FG - Pour démontrer tout cela, Benoît XVI s’aide des figures, témoins de l’espérance. Dans des situations dramatiques, il évoque sainte Joséphine Bakhita, esclave soudanaise, Paul Le-Bao-Tinh, martyr vietnamien du XIX° ou encore le Cardinal Nguyên Van Thuan, incarcéré 13 ans par le régime communiste. Alors comment faire pour garder l’espérance pour des gens qui ne sont pas forcément dans ce genre de situations dramatiques, heureusement.

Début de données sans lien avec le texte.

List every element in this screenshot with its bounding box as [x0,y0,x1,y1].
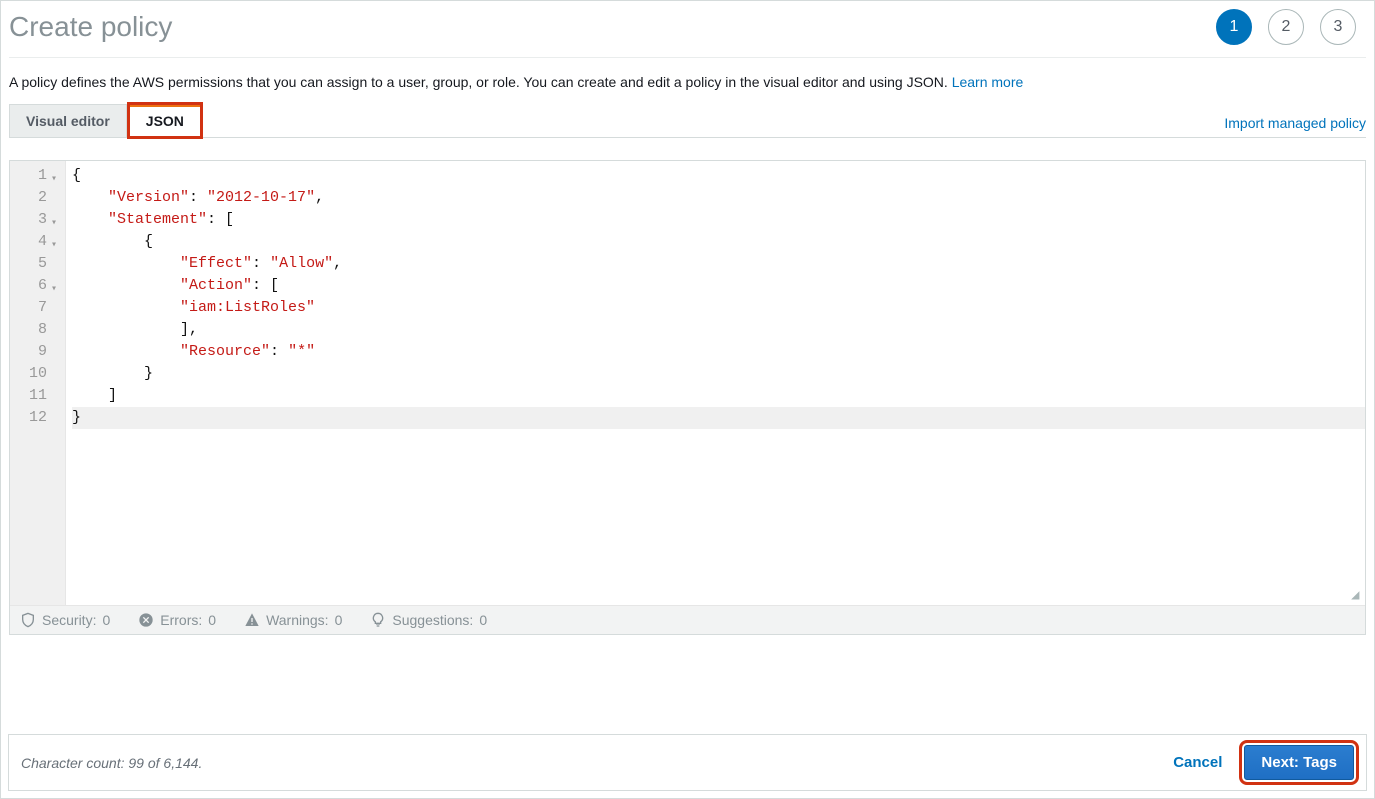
wizard-steps: 123 [1216,9,1356,45]
editor-gutter: 1▾23▾4▾56▾789101112 [10,161,66,605]
tabs: Visual editorJSON [9,104,203,137]
tabs-row: Visual editorJSON Import managed policy [9,104,1366,138]
status-suggestions-label: Suggestions: [392,612,473,628]
footer-actions: Cancel Next: Tags [1163,745,1354,780]
warning-icon [244,612,260,628]
footer-bar: Character count: 99 of 6,144. Cancel Nex… [8,734,1367,791]
resize-handle-icon[interactable]: ◢ [1351,591,1363,603]
error-icon [138,612,154,628]
status-security-label: Security: [42,612,96,628]
tab-json[interactable]: JSON [129,104,201,137]
status-errors-label: Errors: [160,612,202,628]
page-header: Create policy 123 [9,9,1366,58]
cancel-button[interactable]: Cancel [1163,748,1232,777]
tab-visual-editor[interactable]: Visual editor [9,104,127,137]
status-suggestions-count: 0 [479,612,487,628]
page-title: Create policy [9,11,172,43]
wizard-step-2[interactable]: 2 [1268,9,1304,45]
learn-more-link[interactable]: Learn more [952,74,1024,90]
status-errors[interactable]: Errors: 0 [138,612,216,628]
wizard-step-3[interactable]: 3 [1320,9,1356,45]
status-warnings-count: 0 [335,612,343,628]
shield-icon [20,612,36,628]
editor-code[interactable]: { "Version": "2012-10-17", "Statement": … [66,161,1365,605]
wizard-step-1[interactable]: 1 [1216,9,1252,45]
next-tags-button[interactable]: Next: Tags [1244,745,1354,780]
character-count: Character count: 99 of 6,144. [21,755,202,771]
import-managed-policy-link[interactable]: Import managed policy [1224,109,1366,137]
status-suggestions[interactable]: Suggestions: 0 [370,612,487,628]
status-warnings-label: Warnings: [266,612,329,628]
status-warnings[interactable]: Warnings: 0 [244,612,342,628]
intro-text: A policy defines the AWS permissions tha… [9,74,1366,90]
intro-body: A policy defines the AWS permissions tha… [9,74,952,90]
lightbulb-icon [370,612,386,628]
status-errors-count: 0 [208,612,216,628]
status-security[interactable]: Security: 0 [20,612,110,628]
status-security-count: 0 [102,612,110,628]
editor-status-bar: Security: 0 Errors: 0 Warnings: 0 Sugges… [10,605,1365,634]
json-editor[interactable]: 1▾23▾4▾56▾789101112 { "Version": "2012-1… [9,160,1366,635]
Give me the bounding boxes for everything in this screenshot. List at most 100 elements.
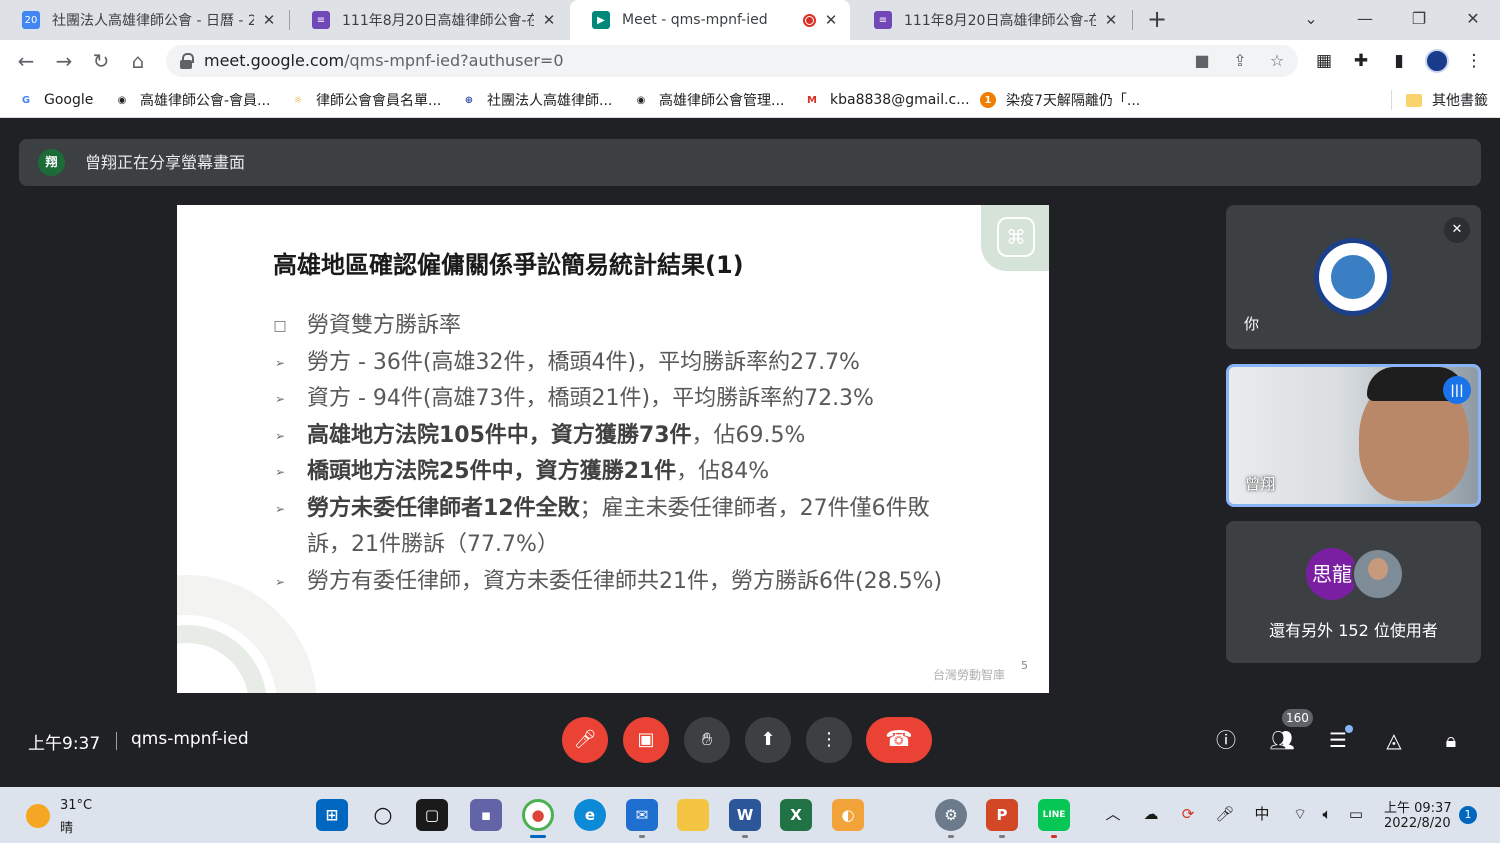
battery-icon[interactable]: ▭ <box>1345 803 1367 825</box>
bookmark-label: 社團法人高雄律師... <box>487 93 613 109</box>
forms-icon: ≡ <box>874 11 892 29</box>
powerpoint-button[interactable]: P <box>986 799 1018 831</box>
more-options-button[interactable]: ⋮ <box>806 717 852 763</box>
mic-toggle-button[interactable]: 🎤︎ <box>562 717 608 763</box>
notification-badge[interactable]: 1 <box>1459 806 1477 824</box>
chrome-taskbar-button[interactable]: ● <box>522 799 554 831</box>
bookmark-gmail[interactable]: Mkba8838@gmail.c... <box>804 82 970 118</box>
bookmark-item[interactable]: ◉ 高雄律師公會管理... <box>633 82 785 118</box>
lock-icon[interactable] <box>180 53 194 69</box>
arrow-bullet-icon: ➢ <box>274 465 286 479</box>
settings-button[interactable]: ⚙ <box>935 799 967 831</box>
restore-button[interactable]: ❐ <box>1404 6 1434 32</box>
slide-corner-tab: ⌘ <box>981 205 1049 271</box>
excel-button[interactable]: X <box>780 799 812 831</box>
side-panel-icon[interactable]: ▮ <box>1388 50 1410 72</box>
new-tab-button[interactable]: + <box>1145 7 1169 32</box>
bookmark-google[interactable]: G Google <box>18 82 93 118</box>
app-button[interactable]: ◐ <box>832 799 864 831</box>
profile-avatar[interactable] <box>1425 49 1449 73</box>
slide-bullet-list: □ 勞資雙方勝訴率 ➢ 勞方 - 36件(高雄32件，橋頭4件)，平均勝訴率約27.… <box>273 308 943 600</box>
participant-tile-self[interactable]: ✕ 你 <box>1226 205 1481 349</box>
running-indicator <box>948 835 954 838</box>
tray-overflow-icon[interactable]: ︿ <box>1102 803 1124 825</box>
bookmark-label: 染疫7天解隔離仍「... <box>1006 93 1141 109</box>
seal-icon: ⊕ <box>464 94 474 106</box>
activities-button[interactable]: ◬ <box>1379 725 1409 755</box>
search-button[interactable]: ○ <box>367 799 399 831</box>
bookmark-star-icon[interactable]: ☆ <box>1267 51 1287 71</box>
host-controls-button[interactable]: 🔒︎ <box>1436 725 1466 755</box>
tab-form-2[interactable]: ≡ 111年8月20日高雄律師公會-在 ✕ <box>852 0 1130 40</box>
bookmark-item[interactable]: ☼ 律師公會會員名單... <box>290 82 442 118</box>
menu-icon[interactable]: ⋮ <box>1463 50 1485 72</box>
camera-off-icon: ▣ <box>637 729 655 750</box>
address-bar[interactable]: meet.google.com/qms-mpnf-ied?authuser=0 … <box>166 45 1298 77</box>
close-icon[interactable]: ✕ <box>540 11 558 29</box>
file-explorer-button[interactable] <box>677 799 709 831</box>
cloud-icon[interactable]: ☁ <box>1140 803 1162 825</box>
present-button[interactable]: ⬆ <box>745 717 791 763</box>
square-bullet-icon: □ <box>273 318 287 334</box>
arrow-bullet-icon: ➢ <box>274 355 286 370</box>
close-icon[interactable]: ✕ <box>260 11 278 29</box>
start-button[interactable]: ⊞ <box>316 799 348 831</box>
weather-temperature[interactable]: 31°C <box>60 798 92 813</box>
minimize-button[interactable]: — <box>1350 6 1380 32</box>
people-count-badge: 160 <box>1282 709 1313 727</box>
bookmark-item[interactable]: ◉ 高雄律師公會-會員... <box>114 82 271 118</box>
taskbar-time[interactable]: 上午 09:37 <box>1384 797 1452 816</box>
edge-button[interactable]: e <box>574 799 606 831</box>
bookmark-item[interactable]: ⊕ 社團法人高雄律師... <box>461 82 613 118</box>
weather-sun-icon[interactable] <box>26 804 50 828</box>
tab-calendar[interactable]: 20 社團法人高雄律師公會 - 日曆 - 2 ✕ <box>0 0 288 40</box>
raise-hand-button[interactable]: ✋︎ <box>684 717 730 763</box>
slide-bullet-item: □ 勞資雙方勝訴率 <box>273 308 943 345</box>
slide-bullet-item: ➢ 勞方未委任律師者12件全敗；雇主未委任律師者，27件僅6件敗訴，21件勝訴（7… <box>273 491 943 564</box>
divider <box>116 732 117 750</box>
tab-search-icon[interactable]: ⌄ <box>1296 6 1326 32</box>
meeting-clock: 上午9:37 <box>28 734 101 754</box>
meeting-info-button[interactable]: ⓘ <box>1211 725 1241 755</box>
extensions-icon[interactable]: ✚ <box>1350 50 1372 72</box>
leave-call-button[interactable]: ☎︎ <box>866 717 932 763</box>
close-icon[interactable]: ✕ <box>822 11 840 29</box>
people-button[interactable]: 👥︎ <box>1267 725 1297 755</box>
shared-slide[interactable]: ⌘ 高雄地區確認僱傭關係爭訟簡易統計結果(1) □ 勞資雙方勝訴率 ➢ 勞方 - 3… <box>177 205 1049 693</box>
teams-chat-button[interactable]: ▪ <box>470 799 502 831</box>
task-view-button[interactable]: ▢ <box>416 799 448 831</box>
word-button[interactable]: W <box>729 799 761 831</box>
weather-description[interactable]: 晴 <box>60 817 73 836</box>
grid-icon[interactable]: ▦ <box>1313 50 1335 72</box>
url-text[interactable]: meet.google.com/qms-mpnf-ied?authuser=0 <box>204 45 564 77</box>
back-button[interactable]: ← <box>14 49 38 73</box>
taskbar-date[interactable]: 2022/8/20 <box>1384 816 1451 831</box>
sync-icon[interactable]: ⟳ <box>1177 803 1199 825</box>
news-icon: 1 <box>980 92 996 108</box>
present-screen-icon: ⬆ <box>760 729 776 750</box>
microphone-icon[interactable]: 🎤︎ <box>1214 803 1236 825</box>
camera-icon[interactable]: ■ <box>1192 51 1212 71</box>
wifi-icon[interactable]: ⌔ <box>1289 803 1311 825</box>
bookmark-other-folder[interactable]: 其他書籤 <box>1406 82 1488 118</box>
mail-button[interactable]: ✉ <box>626 799 658 831</box>
ime-indicator[interactable]: 中 <box>1251 803 1273 825</box>
line-button[interactable]: LINE <box>1038 799 1070 831</box>
reload-button[interactable]: ↻ <box>89 49 113 73</box>
tab-form-1[interactable]: ≡ 111年8月20日高雄律師公會-在 ✕ <box>290 0 568 40</box>
running-indicator <box>530 835 546 838</box>
camera-toggle-button[interactable]: ▣ <box>623 717 669 763</box>
arrow-bullet-icon: ➢ <box>274 574 286 589</box>
share-icon[interactable]: ⇪ <box>1230 51 1250 71</box>
tab-meet[interactable]: ▶ Meet - qms-mpnf-ied ✕ <box>570 0 850 40</box>
home-button[interactable]: ⌂ <box>126 49 150 73</box>
bookmark-item[interactable]: 1 染疫7天解隔離仍「... <box>980 82 1140 118</box>
participant-tile-others[interactable]: 思龍 還有另外 152 位使用者 <box>1226 521 1481 663</box>
participant-tile-speaker[interactable]: ||| 曾翔 <box>1226 364 1481 507</box>
tab-strip: 20 社團法人高雄律師公會 - 日曆 - 2 ✕ ≡ 111年8月20日高雄律師… <box>0 0 1500 40</box>
volume-icon[interactable]: 🔈︎ <box>1316 803 1338 825</box>
close-icon[interactable]: ✕ <box>1102 11 1120 29</box>
close-window-button[interactable]: ✕ <box>1458 6 1488 32</box>
forward-button[interactable]: → <box>52 49 76 73</box>
lock-person-icon: 🔒︎ <box>1445 728 1457 752</box>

DR - Nous découvrons le mystère de l’espérance chrétienne grâce aux témoignages d’hommes et de femmes qui, au nom de la foi, se trouvent dans des situations limites, et qui vont jusqu’au bout du martyre et de la charité, dans le don d’eux-mêmes. Ils incarnent l’espérance. La force du Christ leur permet de garder confiance. Par leur fidélité, ils se trouvent placés aux avant-postes de l’humanité. Ils sont des passeurs d’espérance, car ils nous ouvrent la route. Au cœur de nos doutes et de nos nuits, grâce à eux, nous continuons d’avancer dans la foi. Ils sont des "premiers de cordée".

Le pape souligne que ces témoins sont aussi des modèles. Ils nous invitent à assumer la souffrance dans notre propre vie, en offrant les petites peines du quotidien. Nous découvrons, par eux, que la prière est la langue de l’espérance, et qu’elle féconde. Ils nous enseignent à ne pas fuir le monde, mais à nous engager, de l’intérieur, à le transformer en l’imprégnant des valeurs évangéliques.

FG - Pour finir, monseigneur, quelles sont vos figures de l’espérance ?

DR - D’abord l’espérance s’incarne dans le visage des enfants. Leur regard nous tourne naturellement vers l’avenir. Leur vie est promesse. Les enfants personnifient en raison de leur joie de vivre, de leur spontanéité, de leur créativité, de leur simplicité.

J’entrevois également l’espérance dans les nombreux témoignages de fidélité. Je pense à ces prêtres âgés, qui essaient de vivre jusqu’au bout le service de leurs frères et la prière de l’Eglise.

Je pense aussi à mes parents. Ils ont vécu 70 ans ensemble. Ils ont traversé ensemble le 20ème siècle, avec la tragédie des guerres, qu’ils ont affrontées avec courage. Ils ont gardé la foi et l’ont transmise à leurs 7 enfants, en les éduquant dans des conditions de vie difficiles.

On a besoin de se raccrocher à de telles figures d’espérance quand surgissent les déceptions. Le pape Jean-Paul II, homme de prière et de foi, reste pour moi l’un des plus beaux exemples d’espérance pour l’Eglise et pour le monde.